The role of nutrients in B lymphocyte growth and survival responses

• Published in: The Journal of immunology (1950) Vol. 196; no. 1_Supplement; pp. 204 - 204.16
• Main Authors: Heyse, Shannon A, Connolly, Timothy, Chiles, Thomas Crane
• Format: Journal Article
• Language: English
• Published: 01.05.2016
• ISSN: 0022-1767; 1550-6606
• DOI: 10.4049/jimmunol.196.Supp.204.16

Abstract B cell activation is an energetically demanding process during which B lymphocytes shift from a resting state to a proliferative, metabolically active state. Little is known about the metabolic reprogramming process or the role extracellular nutrients play in the activation response. We demonstrate that there are distinct requirements for the nutrients L-glutamine and glucose during activation. We show that cells activated in glucose-depleted conditions are still able to undergo growth and signaling events. In contrast, we show that extracellular L-glutamine is essential for all but the earliest activation events, and cells cultured in L-glutamine-deprived conditions are unable to enter the cell cycle. Consistently, we show that extracellular supplementation of the cell-permeable derivative of a-ketoglutarate (a-KG) is able to rescue cell activation in the absence of glutamine. We also show the induction of the high affinity amino acid transporter ASCT2 is required for glutamine uptake following BCR crosslinking.
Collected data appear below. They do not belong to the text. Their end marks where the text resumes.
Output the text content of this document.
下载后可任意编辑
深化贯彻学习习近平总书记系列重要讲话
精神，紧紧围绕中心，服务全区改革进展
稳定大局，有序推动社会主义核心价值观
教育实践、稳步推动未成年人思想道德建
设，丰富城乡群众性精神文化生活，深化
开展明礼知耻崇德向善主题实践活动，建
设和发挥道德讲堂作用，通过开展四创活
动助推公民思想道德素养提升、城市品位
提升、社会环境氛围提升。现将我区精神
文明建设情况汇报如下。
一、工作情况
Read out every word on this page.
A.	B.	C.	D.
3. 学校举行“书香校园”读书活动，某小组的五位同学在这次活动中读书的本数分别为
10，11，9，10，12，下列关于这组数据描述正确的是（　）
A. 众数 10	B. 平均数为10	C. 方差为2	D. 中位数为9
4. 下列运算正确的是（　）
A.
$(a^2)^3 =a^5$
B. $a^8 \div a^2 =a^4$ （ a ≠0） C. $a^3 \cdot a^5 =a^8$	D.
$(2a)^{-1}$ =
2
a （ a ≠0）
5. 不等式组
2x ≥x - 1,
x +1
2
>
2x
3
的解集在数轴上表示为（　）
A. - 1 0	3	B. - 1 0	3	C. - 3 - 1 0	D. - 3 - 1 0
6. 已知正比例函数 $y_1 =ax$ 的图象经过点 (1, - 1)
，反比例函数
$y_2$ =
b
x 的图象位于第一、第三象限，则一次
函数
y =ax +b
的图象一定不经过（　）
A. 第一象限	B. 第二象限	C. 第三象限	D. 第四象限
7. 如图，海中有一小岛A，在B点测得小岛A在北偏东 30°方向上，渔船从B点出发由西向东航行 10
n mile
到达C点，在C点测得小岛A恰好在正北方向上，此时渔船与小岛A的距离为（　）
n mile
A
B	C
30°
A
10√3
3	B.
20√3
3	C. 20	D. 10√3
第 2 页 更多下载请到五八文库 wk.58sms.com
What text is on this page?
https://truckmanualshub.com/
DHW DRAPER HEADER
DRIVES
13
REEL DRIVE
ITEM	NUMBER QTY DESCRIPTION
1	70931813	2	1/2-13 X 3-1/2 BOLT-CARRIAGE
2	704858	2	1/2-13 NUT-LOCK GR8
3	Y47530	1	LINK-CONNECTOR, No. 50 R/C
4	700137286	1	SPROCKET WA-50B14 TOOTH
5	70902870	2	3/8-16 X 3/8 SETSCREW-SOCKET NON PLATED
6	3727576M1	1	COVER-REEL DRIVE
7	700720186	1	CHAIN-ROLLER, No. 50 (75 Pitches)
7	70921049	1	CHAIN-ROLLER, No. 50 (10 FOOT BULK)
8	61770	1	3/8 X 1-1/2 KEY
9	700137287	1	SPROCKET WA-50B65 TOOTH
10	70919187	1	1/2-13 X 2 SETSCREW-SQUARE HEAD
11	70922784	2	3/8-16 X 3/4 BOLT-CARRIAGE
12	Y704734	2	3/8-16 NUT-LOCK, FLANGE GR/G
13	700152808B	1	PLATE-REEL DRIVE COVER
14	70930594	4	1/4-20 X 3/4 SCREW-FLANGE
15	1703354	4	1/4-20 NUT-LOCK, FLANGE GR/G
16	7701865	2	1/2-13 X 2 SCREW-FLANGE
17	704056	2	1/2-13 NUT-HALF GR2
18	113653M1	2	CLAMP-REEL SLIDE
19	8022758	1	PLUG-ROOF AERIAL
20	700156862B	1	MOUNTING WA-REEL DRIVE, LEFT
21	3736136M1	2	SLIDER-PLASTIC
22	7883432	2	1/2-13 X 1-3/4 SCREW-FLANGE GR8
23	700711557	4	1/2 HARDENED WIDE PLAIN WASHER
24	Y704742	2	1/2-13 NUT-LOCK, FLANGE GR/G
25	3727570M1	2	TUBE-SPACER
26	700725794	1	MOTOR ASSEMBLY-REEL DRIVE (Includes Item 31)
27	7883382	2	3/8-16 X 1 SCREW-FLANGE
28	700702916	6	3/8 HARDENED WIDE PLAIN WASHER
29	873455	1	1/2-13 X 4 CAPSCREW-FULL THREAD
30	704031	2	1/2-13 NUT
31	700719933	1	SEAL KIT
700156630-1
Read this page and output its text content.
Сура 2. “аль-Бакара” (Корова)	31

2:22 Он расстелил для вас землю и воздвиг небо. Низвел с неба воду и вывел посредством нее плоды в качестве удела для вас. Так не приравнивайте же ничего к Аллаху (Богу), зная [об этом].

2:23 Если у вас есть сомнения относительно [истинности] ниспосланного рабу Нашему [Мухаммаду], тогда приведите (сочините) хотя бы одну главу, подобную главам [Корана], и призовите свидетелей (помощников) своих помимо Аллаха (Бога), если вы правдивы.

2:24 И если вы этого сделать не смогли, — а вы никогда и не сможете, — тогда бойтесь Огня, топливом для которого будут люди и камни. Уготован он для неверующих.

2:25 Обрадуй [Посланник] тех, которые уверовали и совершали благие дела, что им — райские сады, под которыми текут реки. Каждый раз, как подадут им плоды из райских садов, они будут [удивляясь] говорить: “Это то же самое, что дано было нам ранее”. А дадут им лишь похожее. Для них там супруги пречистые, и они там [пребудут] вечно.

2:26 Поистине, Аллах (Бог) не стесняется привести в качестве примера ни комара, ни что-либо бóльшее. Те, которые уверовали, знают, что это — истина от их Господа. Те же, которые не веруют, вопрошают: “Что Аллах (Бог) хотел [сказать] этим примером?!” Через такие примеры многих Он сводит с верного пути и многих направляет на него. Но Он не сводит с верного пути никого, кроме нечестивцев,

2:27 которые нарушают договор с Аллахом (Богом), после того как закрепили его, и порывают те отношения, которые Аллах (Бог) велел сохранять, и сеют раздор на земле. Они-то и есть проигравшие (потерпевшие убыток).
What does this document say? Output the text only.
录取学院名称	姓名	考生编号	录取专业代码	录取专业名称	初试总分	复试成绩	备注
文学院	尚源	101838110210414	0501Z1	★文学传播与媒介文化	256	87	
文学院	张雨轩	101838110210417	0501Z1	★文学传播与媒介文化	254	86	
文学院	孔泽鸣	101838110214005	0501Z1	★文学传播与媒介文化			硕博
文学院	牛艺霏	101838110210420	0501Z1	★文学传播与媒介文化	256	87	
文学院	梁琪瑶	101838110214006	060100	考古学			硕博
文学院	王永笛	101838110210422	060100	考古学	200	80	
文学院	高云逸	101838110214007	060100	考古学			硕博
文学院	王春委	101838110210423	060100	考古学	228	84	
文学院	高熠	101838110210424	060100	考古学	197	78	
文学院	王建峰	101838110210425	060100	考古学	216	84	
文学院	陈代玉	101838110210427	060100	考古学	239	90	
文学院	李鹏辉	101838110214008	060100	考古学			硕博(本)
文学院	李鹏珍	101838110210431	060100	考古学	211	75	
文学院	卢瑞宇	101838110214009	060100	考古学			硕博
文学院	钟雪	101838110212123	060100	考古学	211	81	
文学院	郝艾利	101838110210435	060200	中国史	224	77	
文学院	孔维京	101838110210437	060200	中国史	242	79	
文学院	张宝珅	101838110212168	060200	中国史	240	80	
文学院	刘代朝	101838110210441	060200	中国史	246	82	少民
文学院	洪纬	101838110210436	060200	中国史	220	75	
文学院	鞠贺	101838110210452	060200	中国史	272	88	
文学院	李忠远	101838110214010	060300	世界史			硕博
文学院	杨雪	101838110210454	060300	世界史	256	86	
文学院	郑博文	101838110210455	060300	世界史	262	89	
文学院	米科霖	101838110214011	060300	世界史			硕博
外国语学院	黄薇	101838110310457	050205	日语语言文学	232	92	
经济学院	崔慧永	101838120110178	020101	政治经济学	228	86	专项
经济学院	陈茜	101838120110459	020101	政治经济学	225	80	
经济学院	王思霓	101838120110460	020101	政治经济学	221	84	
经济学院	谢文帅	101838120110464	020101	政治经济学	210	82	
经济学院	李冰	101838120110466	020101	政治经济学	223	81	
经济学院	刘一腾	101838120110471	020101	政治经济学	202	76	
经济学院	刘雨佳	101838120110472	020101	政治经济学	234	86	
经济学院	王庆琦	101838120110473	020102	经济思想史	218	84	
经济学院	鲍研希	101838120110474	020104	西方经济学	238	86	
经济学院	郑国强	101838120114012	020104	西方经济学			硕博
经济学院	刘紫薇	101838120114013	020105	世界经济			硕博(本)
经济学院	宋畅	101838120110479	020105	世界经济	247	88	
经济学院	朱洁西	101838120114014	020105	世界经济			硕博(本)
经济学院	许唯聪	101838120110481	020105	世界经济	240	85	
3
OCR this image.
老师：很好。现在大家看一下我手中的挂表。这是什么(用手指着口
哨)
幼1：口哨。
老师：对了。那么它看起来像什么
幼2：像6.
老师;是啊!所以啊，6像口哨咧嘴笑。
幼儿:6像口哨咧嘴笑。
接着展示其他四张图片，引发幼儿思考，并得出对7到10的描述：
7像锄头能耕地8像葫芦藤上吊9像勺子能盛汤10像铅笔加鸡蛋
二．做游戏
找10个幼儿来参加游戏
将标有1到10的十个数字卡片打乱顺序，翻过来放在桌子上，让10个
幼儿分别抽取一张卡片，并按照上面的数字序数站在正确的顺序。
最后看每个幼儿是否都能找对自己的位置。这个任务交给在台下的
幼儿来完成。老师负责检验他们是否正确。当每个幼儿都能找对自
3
Specifically, we found that halting glutamine uptake or processing by inhibiting ASCT2 or the glutaminolytic enzyme glutaminase causes activation defects that parallel those observed in glutamine deprived conditions, indicating a requirement for glutaminolysis during the very early stages of activation. Finally, we found that a-KG does not contribute to epigenetic remodeling, but is necessary for mTORC1 activation. In turn, mTORC1 activity is required for upregulation of the glucose transporter Glut1 during activation, as well as increased glucose uptake. These findings indicate a distinct metabolic profile that begins with glutamine uptake, and acts through mTORC1 signaling to later promote glucose uptake.